Шел мелкий дождь, похожий на густой туман. Он не прекращался ни на минуту, и земля превратилась в кашу. Ромашка поскользнулась; рука Грэлэма стремительно рванулась, ухватила поводья и удержала лошадь. Кассия открыла было рот поблагодарить его и услышала:
— Ты уже и так вся вымазалась. Я не хочу, чтобы к этому добавилась сломанная нога.
— Тогда тебе пришлось бы самому надеть это чертово ожерелье, — пробормотала она едва слышно.

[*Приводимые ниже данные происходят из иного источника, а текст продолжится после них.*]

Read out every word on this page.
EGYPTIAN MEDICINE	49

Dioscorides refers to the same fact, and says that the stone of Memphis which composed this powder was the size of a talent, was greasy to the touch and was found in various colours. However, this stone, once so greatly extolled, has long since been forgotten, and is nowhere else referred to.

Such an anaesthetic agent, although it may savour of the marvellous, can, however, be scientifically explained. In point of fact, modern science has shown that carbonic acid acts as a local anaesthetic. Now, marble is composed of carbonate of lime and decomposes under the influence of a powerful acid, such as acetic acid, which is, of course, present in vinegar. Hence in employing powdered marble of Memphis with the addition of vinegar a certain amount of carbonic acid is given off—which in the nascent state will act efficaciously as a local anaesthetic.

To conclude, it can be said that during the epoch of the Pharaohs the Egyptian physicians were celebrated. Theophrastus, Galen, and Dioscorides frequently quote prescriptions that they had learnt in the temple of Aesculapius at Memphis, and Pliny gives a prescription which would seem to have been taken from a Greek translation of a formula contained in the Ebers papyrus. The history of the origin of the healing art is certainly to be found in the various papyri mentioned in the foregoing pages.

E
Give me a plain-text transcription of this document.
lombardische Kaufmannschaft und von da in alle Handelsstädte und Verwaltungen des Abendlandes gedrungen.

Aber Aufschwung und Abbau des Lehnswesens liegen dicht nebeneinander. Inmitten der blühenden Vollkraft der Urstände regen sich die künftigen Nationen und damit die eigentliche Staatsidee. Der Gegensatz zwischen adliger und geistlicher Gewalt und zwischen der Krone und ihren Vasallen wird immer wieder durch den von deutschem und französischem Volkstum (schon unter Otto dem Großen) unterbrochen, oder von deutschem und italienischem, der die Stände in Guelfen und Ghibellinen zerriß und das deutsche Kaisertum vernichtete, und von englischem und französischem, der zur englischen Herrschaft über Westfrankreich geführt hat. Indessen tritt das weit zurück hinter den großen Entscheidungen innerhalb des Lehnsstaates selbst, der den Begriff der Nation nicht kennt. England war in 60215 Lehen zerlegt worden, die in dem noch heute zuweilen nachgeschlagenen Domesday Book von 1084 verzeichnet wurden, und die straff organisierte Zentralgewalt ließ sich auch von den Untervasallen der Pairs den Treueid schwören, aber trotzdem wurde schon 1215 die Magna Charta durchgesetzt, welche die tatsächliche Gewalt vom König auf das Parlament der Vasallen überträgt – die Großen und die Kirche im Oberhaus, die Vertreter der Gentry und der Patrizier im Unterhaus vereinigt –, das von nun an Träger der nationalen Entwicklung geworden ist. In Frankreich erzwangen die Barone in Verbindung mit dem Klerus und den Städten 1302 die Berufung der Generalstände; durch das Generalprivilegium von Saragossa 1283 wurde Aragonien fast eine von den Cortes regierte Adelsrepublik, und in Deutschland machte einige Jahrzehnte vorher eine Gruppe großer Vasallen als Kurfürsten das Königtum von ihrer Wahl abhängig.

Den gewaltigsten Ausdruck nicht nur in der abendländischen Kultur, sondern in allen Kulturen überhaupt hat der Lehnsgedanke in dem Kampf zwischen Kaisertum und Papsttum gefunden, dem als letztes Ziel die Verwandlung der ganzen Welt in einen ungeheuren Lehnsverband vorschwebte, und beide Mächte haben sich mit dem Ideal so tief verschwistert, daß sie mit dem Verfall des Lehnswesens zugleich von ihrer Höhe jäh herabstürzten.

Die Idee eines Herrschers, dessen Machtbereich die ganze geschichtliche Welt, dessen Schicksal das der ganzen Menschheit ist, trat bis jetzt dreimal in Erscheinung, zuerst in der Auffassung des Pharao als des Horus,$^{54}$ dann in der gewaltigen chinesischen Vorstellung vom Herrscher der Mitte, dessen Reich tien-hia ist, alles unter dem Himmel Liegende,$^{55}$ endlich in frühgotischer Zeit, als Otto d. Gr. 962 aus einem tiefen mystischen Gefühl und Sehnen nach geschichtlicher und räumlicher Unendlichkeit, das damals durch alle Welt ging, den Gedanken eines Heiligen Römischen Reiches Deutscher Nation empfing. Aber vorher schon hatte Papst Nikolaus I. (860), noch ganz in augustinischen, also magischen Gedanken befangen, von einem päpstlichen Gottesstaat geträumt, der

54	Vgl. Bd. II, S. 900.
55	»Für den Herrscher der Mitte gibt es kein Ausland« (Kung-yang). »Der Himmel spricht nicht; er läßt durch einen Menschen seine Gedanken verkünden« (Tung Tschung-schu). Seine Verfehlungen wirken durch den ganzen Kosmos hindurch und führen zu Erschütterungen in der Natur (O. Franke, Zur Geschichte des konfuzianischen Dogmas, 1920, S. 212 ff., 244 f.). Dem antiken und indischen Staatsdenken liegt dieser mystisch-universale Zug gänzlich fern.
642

— Вот, — Грэлэм показал налево, — Вестминстерское аббатство. Здесь будет коронация Эдуарда.
— Красиво. — У Кассии заблестели глаза.
— Да, король Генри истратил немало денег, чтобы перестроить его. Там он и погребен.
Они миновали Белую башню, где теперь находились Эдуард и Элинор.
— Не знаю, когда Эдуард вернулся в Лондон, но думаю, герцог Корнуоллский, прослышав о его возвращении, постарался привести в действие все пружины, чтобы ускорить коронацию.